PPI, DPI, Ay yi yi

We, meaning me, use DPI to describe resolution for all things. I should not do this but I probably will continue to refer to all things as DPI.

Meagapixels—Millions of pixels describes camera resolution. And yes, they tout the number of meagapixels to confuse you. High is good but when looking for a camera try to find the number of effective meagapixels. Effective megapixels are the number of pixels used to actually capture the image. A nice point and shoot over 4/6 megapixels will do you fine. A 4/6 will do fine but a little higher will produce a nice image for the occasional enlargement.

PPI—Pixels per inch refers to image file and monitor resolution. I usually recommend web image files be saved at 72 DPI ( I know, I know—just know the 72 part).

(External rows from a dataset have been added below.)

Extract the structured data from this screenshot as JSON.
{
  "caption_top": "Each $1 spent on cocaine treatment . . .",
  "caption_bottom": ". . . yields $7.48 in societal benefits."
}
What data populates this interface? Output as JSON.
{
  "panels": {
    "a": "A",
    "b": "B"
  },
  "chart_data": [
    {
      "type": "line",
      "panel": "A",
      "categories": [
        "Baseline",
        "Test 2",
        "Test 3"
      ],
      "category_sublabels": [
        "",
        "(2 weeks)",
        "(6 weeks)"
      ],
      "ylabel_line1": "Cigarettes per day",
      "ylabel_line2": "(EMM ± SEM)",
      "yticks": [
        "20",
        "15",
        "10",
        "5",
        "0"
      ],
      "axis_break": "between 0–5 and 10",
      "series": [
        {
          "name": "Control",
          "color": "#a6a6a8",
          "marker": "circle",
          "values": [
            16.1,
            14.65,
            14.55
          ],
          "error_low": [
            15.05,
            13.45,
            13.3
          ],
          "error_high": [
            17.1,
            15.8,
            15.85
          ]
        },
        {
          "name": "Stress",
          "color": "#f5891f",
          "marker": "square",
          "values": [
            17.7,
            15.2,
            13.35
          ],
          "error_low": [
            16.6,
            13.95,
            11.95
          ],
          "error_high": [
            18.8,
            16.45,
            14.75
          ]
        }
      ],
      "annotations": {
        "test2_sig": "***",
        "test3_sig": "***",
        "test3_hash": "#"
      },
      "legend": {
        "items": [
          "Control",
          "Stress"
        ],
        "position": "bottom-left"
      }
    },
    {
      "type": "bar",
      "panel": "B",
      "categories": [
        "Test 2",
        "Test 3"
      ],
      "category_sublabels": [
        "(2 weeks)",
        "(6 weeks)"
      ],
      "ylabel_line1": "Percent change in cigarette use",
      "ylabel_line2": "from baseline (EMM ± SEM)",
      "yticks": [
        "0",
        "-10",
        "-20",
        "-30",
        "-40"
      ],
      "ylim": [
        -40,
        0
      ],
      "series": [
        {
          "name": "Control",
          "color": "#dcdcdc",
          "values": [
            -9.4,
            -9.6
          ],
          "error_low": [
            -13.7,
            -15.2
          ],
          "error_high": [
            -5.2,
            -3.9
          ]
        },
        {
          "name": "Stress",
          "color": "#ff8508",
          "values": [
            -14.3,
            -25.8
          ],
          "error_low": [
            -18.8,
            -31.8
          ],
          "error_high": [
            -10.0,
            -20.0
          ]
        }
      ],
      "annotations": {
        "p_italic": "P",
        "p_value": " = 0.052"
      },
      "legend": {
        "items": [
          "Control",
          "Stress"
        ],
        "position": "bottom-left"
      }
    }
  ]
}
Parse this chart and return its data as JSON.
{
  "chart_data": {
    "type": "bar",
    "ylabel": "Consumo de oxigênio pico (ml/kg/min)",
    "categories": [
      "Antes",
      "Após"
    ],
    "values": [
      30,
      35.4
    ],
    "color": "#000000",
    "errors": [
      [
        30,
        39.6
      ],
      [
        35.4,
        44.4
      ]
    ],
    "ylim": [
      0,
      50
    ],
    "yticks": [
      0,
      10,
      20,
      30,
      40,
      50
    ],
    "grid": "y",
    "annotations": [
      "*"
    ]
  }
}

However, monitors have higher resolutions so 72 is fine but if you want a really sharp image try 85 or 125. If you use a higher resolution be mindful of the size. Large files can still take a long time to load. As far as image file size goes the higher PPI means the image contains more information and can be made larger and still look crisp.

DPI—Dots per inch. This means how many dots of ink will be placed on the paper by a printer. The printer being inkjet, laser or commercial. Higher isn’t always better here either. You can have an image that is 1200 DPI but if your printer can only print 600 or more often 300 DPI it will resample (rewrite) your file and discard the extra information. You and your imaging software are much better at determining what stays and what goes in your image.

FYI: Newspapers are printed using LPI or lines per inch and generally are printed at 85/100 LPI. Ay yi yi.